Wildlife officials don’t usually base hunting policies on how the public feels about an animal. But the black bear is different.
The revered king of the forest has bounced back from near-extinction to being a nuisance in areas from the eastern seaboard to California. Some states, like Tennessee, want to know if residents can tolerate bears in their backyards.
In places like the Smokey Mountains, black bears have been part of the landscape for decades. These days, visitors post their encounters online. In one, a trio of truly adorable cubs explores the back porch of a mountainside cabin as humans watch through a screen door.

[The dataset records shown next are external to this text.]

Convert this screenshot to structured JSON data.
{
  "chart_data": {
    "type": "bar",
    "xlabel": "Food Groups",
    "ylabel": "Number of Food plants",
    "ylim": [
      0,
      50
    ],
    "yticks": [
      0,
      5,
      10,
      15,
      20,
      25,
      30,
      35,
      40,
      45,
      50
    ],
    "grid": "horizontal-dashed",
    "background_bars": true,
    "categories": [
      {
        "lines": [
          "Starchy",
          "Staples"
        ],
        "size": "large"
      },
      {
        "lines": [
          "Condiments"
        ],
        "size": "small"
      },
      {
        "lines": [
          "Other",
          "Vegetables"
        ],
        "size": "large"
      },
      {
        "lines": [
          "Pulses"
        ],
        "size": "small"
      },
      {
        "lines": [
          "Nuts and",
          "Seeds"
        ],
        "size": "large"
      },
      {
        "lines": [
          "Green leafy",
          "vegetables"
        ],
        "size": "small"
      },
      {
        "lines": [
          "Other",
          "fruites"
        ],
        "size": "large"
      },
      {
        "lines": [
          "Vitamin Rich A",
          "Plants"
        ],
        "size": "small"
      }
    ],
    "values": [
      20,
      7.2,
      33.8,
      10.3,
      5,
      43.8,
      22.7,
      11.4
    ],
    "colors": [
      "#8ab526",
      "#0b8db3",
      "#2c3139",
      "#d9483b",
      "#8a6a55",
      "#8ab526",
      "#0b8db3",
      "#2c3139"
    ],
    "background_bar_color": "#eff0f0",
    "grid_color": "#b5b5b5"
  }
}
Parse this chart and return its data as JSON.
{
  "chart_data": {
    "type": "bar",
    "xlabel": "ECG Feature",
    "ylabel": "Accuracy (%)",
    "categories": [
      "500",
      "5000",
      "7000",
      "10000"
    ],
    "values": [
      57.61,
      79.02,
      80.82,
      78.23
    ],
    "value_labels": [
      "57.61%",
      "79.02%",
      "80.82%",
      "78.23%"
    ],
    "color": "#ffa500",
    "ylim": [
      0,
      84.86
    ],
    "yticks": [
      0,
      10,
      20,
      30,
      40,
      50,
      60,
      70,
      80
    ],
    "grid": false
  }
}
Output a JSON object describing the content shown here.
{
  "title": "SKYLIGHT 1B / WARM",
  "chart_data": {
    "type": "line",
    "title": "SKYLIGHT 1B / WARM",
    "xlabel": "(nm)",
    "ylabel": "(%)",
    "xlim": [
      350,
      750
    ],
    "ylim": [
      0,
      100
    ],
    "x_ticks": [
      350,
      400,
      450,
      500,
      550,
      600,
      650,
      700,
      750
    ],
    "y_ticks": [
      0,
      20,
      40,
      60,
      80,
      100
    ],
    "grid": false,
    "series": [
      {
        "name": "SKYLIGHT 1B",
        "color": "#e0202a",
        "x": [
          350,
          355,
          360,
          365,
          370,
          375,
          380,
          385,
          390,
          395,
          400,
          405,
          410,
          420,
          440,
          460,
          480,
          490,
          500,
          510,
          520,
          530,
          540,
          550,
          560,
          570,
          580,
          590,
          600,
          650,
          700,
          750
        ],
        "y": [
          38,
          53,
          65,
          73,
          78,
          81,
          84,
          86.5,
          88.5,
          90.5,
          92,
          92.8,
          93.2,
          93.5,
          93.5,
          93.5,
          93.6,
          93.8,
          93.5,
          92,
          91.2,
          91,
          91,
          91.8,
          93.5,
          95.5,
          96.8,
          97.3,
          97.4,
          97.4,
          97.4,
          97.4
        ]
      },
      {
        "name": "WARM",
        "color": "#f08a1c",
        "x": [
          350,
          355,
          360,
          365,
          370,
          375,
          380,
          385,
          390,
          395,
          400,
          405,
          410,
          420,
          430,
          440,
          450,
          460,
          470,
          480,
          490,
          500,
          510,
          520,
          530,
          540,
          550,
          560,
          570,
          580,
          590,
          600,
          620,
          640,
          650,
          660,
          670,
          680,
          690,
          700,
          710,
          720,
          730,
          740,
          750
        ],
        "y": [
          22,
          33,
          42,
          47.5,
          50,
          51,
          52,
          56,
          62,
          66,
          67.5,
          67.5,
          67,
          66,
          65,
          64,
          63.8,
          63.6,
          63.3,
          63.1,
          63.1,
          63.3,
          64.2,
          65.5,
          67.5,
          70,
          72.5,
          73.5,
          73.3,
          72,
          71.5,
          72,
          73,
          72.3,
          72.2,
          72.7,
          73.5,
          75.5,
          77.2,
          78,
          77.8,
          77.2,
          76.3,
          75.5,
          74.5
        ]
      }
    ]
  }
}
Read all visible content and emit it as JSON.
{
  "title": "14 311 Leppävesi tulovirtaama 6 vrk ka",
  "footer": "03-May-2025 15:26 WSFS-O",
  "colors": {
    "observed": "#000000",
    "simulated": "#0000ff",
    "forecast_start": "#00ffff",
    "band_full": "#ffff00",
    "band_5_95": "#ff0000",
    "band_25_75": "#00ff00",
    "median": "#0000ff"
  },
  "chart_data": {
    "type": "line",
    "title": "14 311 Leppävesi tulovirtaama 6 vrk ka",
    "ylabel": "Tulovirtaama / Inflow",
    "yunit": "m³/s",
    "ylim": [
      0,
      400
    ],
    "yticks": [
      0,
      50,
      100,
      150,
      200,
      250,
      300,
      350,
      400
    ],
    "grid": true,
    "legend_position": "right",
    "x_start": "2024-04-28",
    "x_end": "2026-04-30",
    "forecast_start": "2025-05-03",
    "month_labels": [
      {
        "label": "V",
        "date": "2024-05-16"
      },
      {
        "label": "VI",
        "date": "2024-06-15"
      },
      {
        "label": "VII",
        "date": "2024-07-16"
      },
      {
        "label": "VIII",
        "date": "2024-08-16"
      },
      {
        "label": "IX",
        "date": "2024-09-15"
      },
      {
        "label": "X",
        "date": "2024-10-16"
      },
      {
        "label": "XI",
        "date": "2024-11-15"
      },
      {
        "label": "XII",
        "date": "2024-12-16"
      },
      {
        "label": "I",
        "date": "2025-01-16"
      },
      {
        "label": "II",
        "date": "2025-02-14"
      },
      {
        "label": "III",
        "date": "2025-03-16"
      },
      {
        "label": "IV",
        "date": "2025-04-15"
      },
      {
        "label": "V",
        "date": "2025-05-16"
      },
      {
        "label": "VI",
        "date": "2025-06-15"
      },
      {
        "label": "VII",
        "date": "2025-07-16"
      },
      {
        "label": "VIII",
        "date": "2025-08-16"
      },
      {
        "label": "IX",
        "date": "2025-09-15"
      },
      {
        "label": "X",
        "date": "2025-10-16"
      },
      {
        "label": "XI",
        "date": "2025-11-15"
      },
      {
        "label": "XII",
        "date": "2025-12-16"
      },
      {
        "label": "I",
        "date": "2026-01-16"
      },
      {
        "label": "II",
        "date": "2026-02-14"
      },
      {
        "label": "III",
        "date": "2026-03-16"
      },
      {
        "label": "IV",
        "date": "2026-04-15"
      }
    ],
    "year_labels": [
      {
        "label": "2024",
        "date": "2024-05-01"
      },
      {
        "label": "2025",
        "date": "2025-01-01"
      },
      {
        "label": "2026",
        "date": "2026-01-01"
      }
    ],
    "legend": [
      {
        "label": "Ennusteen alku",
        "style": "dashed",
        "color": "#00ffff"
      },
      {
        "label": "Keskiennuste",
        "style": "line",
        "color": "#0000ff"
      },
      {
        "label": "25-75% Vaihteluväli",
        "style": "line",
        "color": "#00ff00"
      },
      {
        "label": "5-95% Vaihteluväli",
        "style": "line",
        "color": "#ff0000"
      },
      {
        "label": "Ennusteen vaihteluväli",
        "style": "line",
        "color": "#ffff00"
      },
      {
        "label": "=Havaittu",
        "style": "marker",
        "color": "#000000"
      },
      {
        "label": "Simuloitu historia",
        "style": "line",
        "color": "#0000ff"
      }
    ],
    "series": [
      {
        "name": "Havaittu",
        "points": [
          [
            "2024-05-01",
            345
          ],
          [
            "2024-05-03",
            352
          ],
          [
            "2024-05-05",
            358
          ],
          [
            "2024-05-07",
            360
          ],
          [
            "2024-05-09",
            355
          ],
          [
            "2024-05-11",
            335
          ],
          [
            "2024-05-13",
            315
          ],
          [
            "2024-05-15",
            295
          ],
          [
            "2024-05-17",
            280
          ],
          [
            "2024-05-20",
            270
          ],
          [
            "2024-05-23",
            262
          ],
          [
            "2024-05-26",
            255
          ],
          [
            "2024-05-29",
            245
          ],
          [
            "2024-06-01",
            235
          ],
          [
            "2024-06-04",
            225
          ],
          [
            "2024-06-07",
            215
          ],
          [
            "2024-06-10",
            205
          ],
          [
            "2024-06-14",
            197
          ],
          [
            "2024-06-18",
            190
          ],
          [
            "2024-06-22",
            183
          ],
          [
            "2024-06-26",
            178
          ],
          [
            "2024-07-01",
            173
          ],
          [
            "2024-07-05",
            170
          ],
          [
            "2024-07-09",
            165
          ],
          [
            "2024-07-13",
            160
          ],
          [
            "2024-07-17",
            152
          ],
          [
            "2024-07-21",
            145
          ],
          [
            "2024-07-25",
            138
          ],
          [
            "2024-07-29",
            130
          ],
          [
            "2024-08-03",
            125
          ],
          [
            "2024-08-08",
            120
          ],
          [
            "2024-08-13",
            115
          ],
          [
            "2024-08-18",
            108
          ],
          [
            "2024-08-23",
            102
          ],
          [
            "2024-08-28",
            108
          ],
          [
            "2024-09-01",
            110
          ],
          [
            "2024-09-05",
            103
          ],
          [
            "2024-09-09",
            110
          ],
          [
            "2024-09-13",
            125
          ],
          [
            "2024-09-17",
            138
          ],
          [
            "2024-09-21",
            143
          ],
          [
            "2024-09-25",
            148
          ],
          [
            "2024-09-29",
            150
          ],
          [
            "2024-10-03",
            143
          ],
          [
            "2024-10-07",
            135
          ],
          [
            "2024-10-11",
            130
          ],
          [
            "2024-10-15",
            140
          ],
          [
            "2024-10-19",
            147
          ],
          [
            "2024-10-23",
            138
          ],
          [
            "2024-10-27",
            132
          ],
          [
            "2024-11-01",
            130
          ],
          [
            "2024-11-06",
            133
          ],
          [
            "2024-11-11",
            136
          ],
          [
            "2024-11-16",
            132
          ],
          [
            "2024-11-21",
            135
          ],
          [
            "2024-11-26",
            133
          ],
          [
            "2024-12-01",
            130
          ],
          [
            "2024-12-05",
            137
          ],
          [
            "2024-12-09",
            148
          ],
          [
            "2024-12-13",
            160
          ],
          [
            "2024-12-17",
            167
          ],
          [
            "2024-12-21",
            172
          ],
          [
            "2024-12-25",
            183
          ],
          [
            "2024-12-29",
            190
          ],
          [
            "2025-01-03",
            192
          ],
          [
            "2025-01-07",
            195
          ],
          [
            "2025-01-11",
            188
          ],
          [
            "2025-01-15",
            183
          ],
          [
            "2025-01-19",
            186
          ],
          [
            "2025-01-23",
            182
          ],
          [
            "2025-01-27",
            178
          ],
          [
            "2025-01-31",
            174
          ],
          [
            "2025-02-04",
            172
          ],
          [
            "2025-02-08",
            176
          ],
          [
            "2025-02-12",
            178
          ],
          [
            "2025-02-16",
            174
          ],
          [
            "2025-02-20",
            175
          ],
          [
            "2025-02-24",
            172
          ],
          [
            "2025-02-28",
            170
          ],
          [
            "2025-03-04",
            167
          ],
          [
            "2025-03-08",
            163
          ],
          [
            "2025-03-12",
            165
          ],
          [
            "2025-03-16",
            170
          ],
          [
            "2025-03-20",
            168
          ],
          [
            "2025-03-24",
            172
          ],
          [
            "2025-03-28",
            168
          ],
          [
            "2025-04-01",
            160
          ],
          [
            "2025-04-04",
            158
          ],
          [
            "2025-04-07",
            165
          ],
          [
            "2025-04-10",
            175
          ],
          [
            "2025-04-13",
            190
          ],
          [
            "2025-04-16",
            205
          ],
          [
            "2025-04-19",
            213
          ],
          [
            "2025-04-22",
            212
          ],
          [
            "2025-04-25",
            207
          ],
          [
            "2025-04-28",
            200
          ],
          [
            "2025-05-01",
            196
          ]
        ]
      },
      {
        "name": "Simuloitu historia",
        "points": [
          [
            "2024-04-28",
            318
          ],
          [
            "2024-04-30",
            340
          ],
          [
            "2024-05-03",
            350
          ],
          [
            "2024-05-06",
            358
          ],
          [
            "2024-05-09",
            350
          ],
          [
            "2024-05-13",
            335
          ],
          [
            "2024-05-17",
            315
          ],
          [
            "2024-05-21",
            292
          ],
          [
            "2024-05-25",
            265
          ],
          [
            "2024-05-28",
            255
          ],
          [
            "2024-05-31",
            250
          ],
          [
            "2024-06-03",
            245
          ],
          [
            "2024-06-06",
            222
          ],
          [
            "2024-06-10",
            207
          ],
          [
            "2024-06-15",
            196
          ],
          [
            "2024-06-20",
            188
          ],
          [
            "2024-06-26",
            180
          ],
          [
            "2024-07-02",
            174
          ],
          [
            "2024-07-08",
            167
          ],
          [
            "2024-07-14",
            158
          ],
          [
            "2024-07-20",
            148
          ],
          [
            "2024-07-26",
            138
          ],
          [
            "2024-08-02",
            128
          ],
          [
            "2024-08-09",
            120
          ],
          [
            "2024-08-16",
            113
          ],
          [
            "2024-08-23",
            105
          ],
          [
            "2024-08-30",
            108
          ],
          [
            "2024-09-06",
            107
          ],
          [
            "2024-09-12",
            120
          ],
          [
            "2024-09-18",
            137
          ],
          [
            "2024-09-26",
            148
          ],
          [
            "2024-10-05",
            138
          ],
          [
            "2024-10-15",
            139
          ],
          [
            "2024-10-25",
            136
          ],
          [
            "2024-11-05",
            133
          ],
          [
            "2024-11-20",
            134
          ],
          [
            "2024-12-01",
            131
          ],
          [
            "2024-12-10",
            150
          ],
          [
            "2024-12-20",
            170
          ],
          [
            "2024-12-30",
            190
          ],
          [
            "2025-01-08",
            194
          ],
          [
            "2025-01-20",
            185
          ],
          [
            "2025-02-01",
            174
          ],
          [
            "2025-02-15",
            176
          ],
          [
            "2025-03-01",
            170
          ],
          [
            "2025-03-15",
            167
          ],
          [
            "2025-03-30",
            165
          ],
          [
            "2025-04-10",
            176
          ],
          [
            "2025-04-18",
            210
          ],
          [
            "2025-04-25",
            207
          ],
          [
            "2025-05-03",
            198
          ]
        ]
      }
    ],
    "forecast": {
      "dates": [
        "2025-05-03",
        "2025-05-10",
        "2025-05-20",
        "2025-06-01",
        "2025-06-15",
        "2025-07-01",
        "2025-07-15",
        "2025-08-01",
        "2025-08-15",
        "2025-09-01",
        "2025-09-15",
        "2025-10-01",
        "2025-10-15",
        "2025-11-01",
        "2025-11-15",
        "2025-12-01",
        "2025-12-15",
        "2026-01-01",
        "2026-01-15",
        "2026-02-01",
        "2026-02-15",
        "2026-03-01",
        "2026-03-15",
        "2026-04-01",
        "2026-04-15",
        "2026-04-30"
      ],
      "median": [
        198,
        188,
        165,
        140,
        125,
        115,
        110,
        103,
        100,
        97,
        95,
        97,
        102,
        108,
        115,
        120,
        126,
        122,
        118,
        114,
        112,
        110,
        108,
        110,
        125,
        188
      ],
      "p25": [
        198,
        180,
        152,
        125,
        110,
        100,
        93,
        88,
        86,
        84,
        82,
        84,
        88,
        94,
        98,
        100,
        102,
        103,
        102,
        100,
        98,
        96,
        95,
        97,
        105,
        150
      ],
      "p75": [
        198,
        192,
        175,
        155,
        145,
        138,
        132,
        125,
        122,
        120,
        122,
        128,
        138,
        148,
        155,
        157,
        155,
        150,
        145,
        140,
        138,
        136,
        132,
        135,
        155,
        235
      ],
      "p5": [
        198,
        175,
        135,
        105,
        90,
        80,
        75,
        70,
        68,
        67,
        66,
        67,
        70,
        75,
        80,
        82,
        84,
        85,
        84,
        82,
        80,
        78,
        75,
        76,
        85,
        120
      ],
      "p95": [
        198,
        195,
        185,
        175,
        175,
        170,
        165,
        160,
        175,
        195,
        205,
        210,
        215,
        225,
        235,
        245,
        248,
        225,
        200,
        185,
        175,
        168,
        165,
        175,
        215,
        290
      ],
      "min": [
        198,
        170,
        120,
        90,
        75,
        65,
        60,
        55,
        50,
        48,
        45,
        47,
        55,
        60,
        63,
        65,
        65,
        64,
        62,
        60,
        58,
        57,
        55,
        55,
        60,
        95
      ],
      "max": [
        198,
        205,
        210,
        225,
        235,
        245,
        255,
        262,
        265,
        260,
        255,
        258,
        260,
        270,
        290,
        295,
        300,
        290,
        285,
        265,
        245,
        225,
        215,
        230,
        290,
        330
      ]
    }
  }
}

“The hot tub,” a man says. “They’re going to be in the hot tub now.”
But human interaction with black bears now occurs far from the Smokies. Tennessee has an estimated bear population between 4-5,000. The relatively shy creatures have migrated to areas where they’re less welcome, particularly in parts of the Cumberland Plateau.
“We are receiving complaints from the public that say they don’t want the bears there and we need to do something to get rid of them, and we understand their feelings,” says Daryl Ratajczak, TWRA chief of wildlife and forestry.
Being highly adaptable, Ratajczak says bears will continue to spread, if left unchecked.
“Given enough time, bears will soon be found throughout the state of Tennessee,” he says. “We need to determine whether the general public wants that.”
“Cultural Carrying Capacity”
Other nearby states of Virginia, West Virginia and even Maryland have been gauging public tolerance of the black bear as well. Like Tennessee, they’ve conducted telephone surveys through a company called Responsive Management.
Company founder Mark Damian Duda says there’s still enough habitat for bears to survive. But his survey takers are seeing if states have hit what he calls a “cultural carrying capacity.”
“There’s really biological carrying capacity – the number of bears the land can support – versus how many bears are acceptable to people,” he says. “Sometimes those are different.”
Duda says black bears – while smaller than other species – are often viewed as dangerous, perhaps for good reason. There have been a few fatal attacks. But Duda says people are also generally more protective of bears than other game.
“While the public supports hunting in general, hunting black bears is still supported, but not as strong as hunting for deer or other species,” he says.
Weighing Human Wants, Bear Needs
States that recently expanded hunting of black bears have run into controversy. Animal activists tried using the courts to block a week-long hunt in New Jersey. Last month, protesters confronted sportsmen where they checked in their kills.
Part of the opposition from groups like the Humane Society of the United States is related to the method of bear hunting, which historically depends on a pack of dogs to drive the bear into a tree.
This kind of bear hunting could become more widespread in Tennessee. And conservationists like Ron Castle aren’t necessarily opposed.
“I like having bears in South Cumberland,” he says. “But that’s just me.”
Castle has helped preserve forest land in the southern part of the Cumberland Plateau, which has the secondary benefit of attracting big game. But Castle says he also understands bears require a large habitat.
“Hunting would be more humane than allowing the bears to destroy their habitat and have their population collapse,” he says.
Castle’s chief concern, though, is what’s best for the bears, not how the public feels about the new neighbors.
Tennessee’s phone survey splits the state into three regions, but not the typical West, Middle and East. The first is around the Smoky Mountains. The second is the Cumberland Plateau, where bears are still relative newcomers. And then the rest of the state.
State wildlife officials say they expect regions more accustomed to bears will be less interested in getting rid of them. The results are expected by the first of March.